TG: karkat they are referring to you
DC: bruh DID you NOT get THAT
DC: man THIS place IS the PITS
DC: maybe EVEN like THE ptis OF a VOLCANO or SOMETHING extra SHITTY i DONT know MAN
DC: see AT least THE red GUY understands
DC: i WAS cleverly REBOUNDING your INSULT because WE both USE hemoanon TEXT
CC: esya. hetay edray exttay neoay siay martsay. TG, ancay ouyay eadray histay?
CG: OH.
CG: OH, FUCK YOU.
CG: VOLCANOES DON'T EVEN HAVE PITS. THEY HAVE LIKE, POOLS OF LAVA AND SHIT.
CG: IF YOU WANT TO FIND A PIT, TAKE A PEEK INSIDE YOUR OWN SKULL. I'M SURE YOUR LACK OF A THINKPAN WOULD PROVIDE A VAST VISTA OF EMPTINESS FOR YOU TO GAZE UPON.

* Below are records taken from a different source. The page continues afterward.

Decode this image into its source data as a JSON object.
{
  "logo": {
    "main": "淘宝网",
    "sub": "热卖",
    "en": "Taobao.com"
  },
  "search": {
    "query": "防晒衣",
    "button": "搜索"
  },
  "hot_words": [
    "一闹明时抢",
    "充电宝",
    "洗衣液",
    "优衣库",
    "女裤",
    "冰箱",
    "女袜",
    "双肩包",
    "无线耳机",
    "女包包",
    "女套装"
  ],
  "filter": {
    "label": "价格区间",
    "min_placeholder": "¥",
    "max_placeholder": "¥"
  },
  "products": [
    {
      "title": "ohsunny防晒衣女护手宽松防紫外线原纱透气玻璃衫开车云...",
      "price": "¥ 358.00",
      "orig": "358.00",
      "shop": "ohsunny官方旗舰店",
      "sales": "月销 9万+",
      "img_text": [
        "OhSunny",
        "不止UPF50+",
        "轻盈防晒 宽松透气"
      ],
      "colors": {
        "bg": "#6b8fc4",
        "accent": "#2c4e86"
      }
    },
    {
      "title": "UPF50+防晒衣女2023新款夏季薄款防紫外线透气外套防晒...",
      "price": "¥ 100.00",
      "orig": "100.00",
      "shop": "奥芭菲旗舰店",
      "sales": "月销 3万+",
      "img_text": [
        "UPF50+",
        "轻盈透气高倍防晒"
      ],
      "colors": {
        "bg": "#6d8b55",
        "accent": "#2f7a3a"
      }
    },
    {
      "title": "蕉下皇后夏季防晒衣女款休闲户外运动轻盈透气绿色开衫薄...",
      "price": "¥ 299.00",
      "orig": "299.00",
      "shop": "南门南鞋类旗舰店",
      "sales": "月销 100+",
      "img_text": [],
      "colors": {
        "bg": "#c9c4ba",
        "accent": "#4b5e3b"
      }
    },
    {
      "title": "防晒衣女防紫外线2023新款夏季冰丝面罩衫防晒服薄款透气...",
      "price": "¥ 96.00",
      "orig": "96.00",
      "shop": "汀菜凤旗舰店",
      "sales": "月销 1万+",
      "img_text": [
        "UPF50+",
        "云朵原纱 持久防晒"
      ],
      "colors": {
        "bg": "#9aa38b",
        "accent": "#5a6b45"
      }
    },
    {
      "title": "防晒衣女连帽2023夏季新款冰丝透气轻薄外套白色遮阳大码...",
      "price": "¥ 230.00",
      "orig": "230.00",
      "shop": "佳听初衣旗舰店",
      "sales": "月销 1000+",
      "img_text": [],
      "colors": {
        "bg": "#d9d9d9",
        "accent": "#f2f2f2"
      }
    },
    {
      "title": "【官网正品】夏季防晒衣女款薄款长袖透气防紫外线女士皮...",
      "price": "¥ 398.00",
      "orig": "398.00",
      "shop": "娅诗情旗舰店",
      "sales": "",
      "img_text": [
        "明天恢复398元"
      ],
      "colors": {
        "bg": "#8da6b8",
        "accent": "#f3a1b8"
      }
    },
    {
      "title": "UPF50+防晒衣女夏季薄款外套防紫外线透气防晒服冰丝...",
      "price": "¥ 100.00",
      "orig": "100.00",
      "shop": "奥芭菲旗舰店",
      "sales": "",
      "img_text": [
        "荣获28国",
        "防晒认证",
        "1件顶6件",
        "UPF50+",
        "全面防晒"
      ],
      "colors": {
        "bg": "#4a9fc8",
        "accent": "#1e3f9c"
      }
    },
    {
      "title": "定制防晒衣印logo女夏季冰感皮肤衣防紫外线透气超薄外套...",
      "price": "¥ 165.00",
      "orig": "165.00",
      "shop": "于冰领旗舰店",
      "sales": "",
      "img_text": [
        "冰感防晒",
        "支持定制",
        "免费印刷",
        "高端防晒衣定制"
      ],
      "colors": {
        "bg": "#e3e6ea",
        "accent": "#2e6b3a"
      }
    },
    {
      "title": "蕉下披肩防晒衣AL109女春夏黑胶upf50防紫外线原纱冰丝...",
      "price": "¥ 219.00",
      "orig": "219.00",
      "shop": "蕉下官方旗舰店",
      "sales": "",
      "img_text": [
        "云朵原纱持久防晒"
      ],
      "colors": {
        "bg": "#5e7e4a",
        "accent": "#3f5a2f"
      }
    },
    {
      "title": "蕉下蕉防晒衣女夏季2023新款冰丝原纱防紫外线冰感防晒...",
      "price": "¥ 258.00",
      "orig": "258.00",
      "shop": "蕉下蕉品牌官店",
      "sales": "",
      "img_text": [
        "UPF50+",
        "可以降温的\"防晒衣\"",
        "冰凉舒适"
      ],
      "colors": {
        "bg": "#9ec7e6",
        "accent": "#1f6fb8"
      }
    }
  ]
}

TG: uhh sorta CC, pig latin is pretty cool so
TG: covering my bases and shit in the language
CC: hanktay ouyay.
TG: need it for my raps and shit
TG: also don't mention it CC
CC: hoay? ouyay apray? nterestibgiay.
DC: okay BUT they HAVE at LEAST one PIT like THE big HOLE whatever ITS called
DC: unless ITS a STUPID volcano WITH no HOLE in WHICH case WHY even BOTHER with IT
DC: also WHY would I bother TRYING to LOOK in MY own SKULL when I can FEAST my EYES on THE panless DISPLAY right HERE
DC: if I have NO pan THEN you NEVER had ONE to BEGIN with
TG: fuck yeah I do
CG: WHAT THE FUCK IS A PIG LATIN?
CG: IS THAT ANOTHER ONE OF YOUR DUMB EARTH ANIMALS?
CG: DC, FILLET YOUR NOOK.
TT: Shit, I have to try not to get murdered. Cya.
timaeusTestified [TT] has ceased responding to the memo.